Securing Model Supply Chain Risk with File Scanning
What is model supply chain risk?
Pickle is a widely used serialization format in Machine Learning, emerging as the most common way to share model and model weights. However, when you load and de-serialize a pickle file, it is susceptible to dangerous arbitrary code execution attacks specified by the original author of the file. To learn more about pickle serialization based attacks: check out our blog post on the topic.
Once a model has been registered with Robust Intelligence, you can run a file scan on the model artifacts, which will identify potentially dangerous imports within the model which pose risks during de-serialization. This is a critical step in securing your model supply chain. All pickle derived model formats, including PyTorch, TensorFlow, Keras, and Scikit-Learn, are supported for file scanning.
Note: File Scanning is currently only enabled on registered HuggingFace models.
Running a file scan on a registered HuggingFace model
This tutorial assumes you have already created a project and registered a model and retrieved the model and project IDs.
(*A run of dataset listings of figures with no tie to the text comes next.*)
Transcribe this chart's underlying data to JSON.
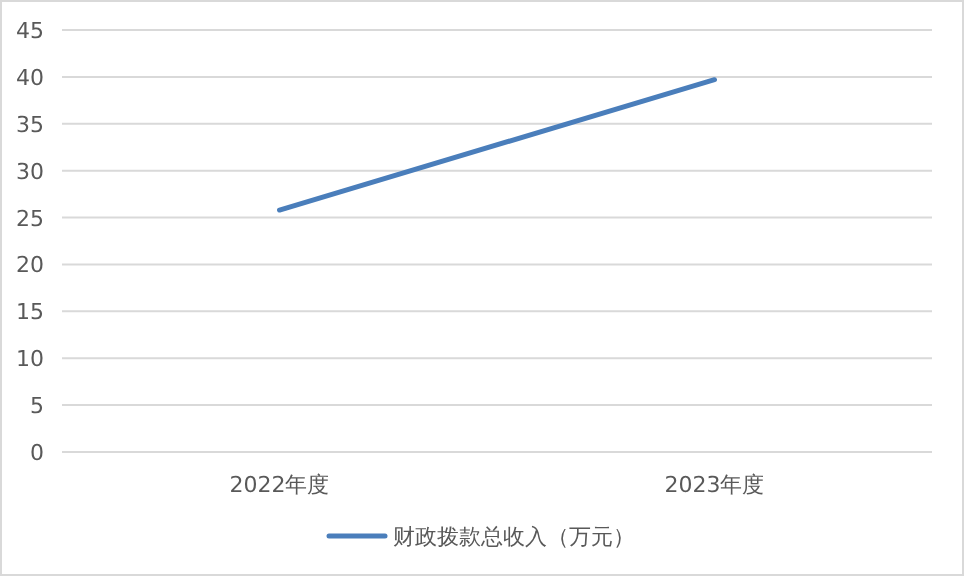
{
  "chart_data": {
    "type": "line",
    "categories": [
      "2022年度",
      "2023年度"
    ],
    "series": [
      {
        "name": "财政拨款总收入（万元）",
        "color": "#4a7ebb",
        "values": [
          25.8,
          39.7
        ]
      }
    ],
    "ylim": [
      0,
      45
    ],
    "yticks": [
      0,
      5,
      10,
      15,
      20,
      25,
      30,
      35,
      40,
      45
    ],
    "grid": "y",
    "legend": "bottom",
    "marker": "none",
    "line_style": "solid"
  }
}
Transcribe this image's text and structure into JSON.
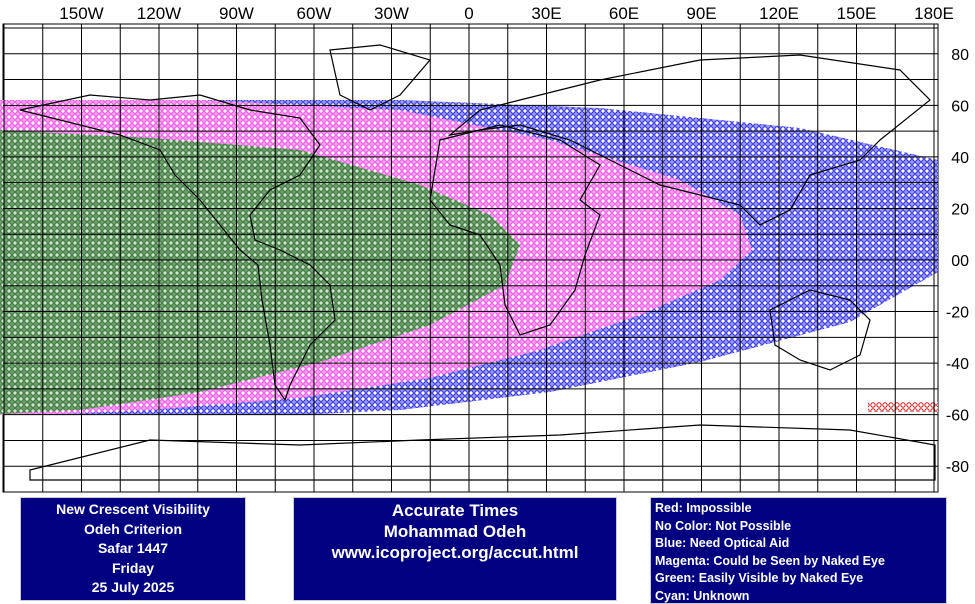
{
  "map": {
    "longitude_labels": [
      "150W",
      "120W",
      "90W",
      "60W",
      "30W",
      "0",
      "30E",
      "60E",
      "90E",
      "120E",
      "150E",
      "180E"
    ],
    "latitude_labels": [
      "80",
      "60",
      "40",
      "20",
      "00",
      "-20",
      "-40",
      "-60",
      "-80"
    ]
  },
  "panels": {
    "left": [
      "New Crescent Visibility",
      "Odeh Criterion",
      "Safar 1447",
      "Friday",
      "25 July 2025"
    ],
    "center": [
      "Accurate Times",
      "Mohammad Odeh",
      "www.icoproject.org/accut.html"
    ],
    "legend": [
      "Red: Impossible",
      "No Color: Not Possible",
      "Blue: Need Optical Aid",
      "Magenta: Could be Seen by Naked Eye",
      "Green: Easily Visible by Naked Eye",
      "Cyan: Unknown"
    ]
  }
}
For large generative models, consider specifying the ram_request_megabytes
field to a higher value such as 30000 in the start_file_scan
method to ensure that the file scan job has enough memory to run.
from rime_sdk import Client
client = Client(domain=<CLUSTER_URL>, api_key=<API_KEY>)
job = client.start_file_scan(model_id=<MODEL_ID>, project_id=<PROJECT_ID>)
job.get_status(verbose=True, wait_until_finish=True)
To run a file scan on a private Huggingface model, you have to first create a custom integration with a key set to HUGGINGFACE_API_TOKEN and the value set to your Huggingface API token. You can find your Huggingface API token on your Huggingface profile page. Then during model registration, specify the integration ID as an argument to the register_model
method. From there, start a file scan on the model as you would for a public model.
Getting the results of a file scan
Once the file scan job has completed, you can view the results of the file scan in the SDK:
client.get_file_scan_result(file_scan_id=job.job_id)
Severity is scored from 1-3, with 3 corresponding to an Alert level of risk, and 1 being a pass. If vulnerabilities were found during the file scan, they will be present under the file_security_reports field under unsafe_dependencies. The file_security_reports field will be empty if no vulnerabilities were found in any of the model files.
You can also view the latest file scan result for a specific model on its model registry page.
Sign in to a Robust Intelligence instance.
The Workspaces page appears.
Click a workspace.
The Workspaces summary page appears.
Select the project in which the model is registered.
The project overview page appears.
Click the Model Registry tab on the left navigation bar under Artifacts.
The model registry page appears.
Click the model for which you have run a file scan.
The model info page for the model appears.
The severity of the latest file scan result is displayed under the File Scan tab in the lower right.
There are three possible severity levels: Alert, Warning, Pass.
Understanding your file scan results
The result or severity of a file scan result is determined by the most dangerous import amongst all dependencies found across all files that comprise the model. Certain imports, such as any methods from the os
or sys
module, are considered more dangerous than others, such as numpy
or pandas
which are more commonly found in model artifacts. Some examples of dangerous imports include dependencies that enable arbitrary code execution, such as the builtin exec function, or libraries that create HTTP connections, such as httplib. Robust Intelligence maintains a list of dangerous dependencies, updating whenever a new CVE is identified to ensure that your model is secured against the latest vulnerabilities.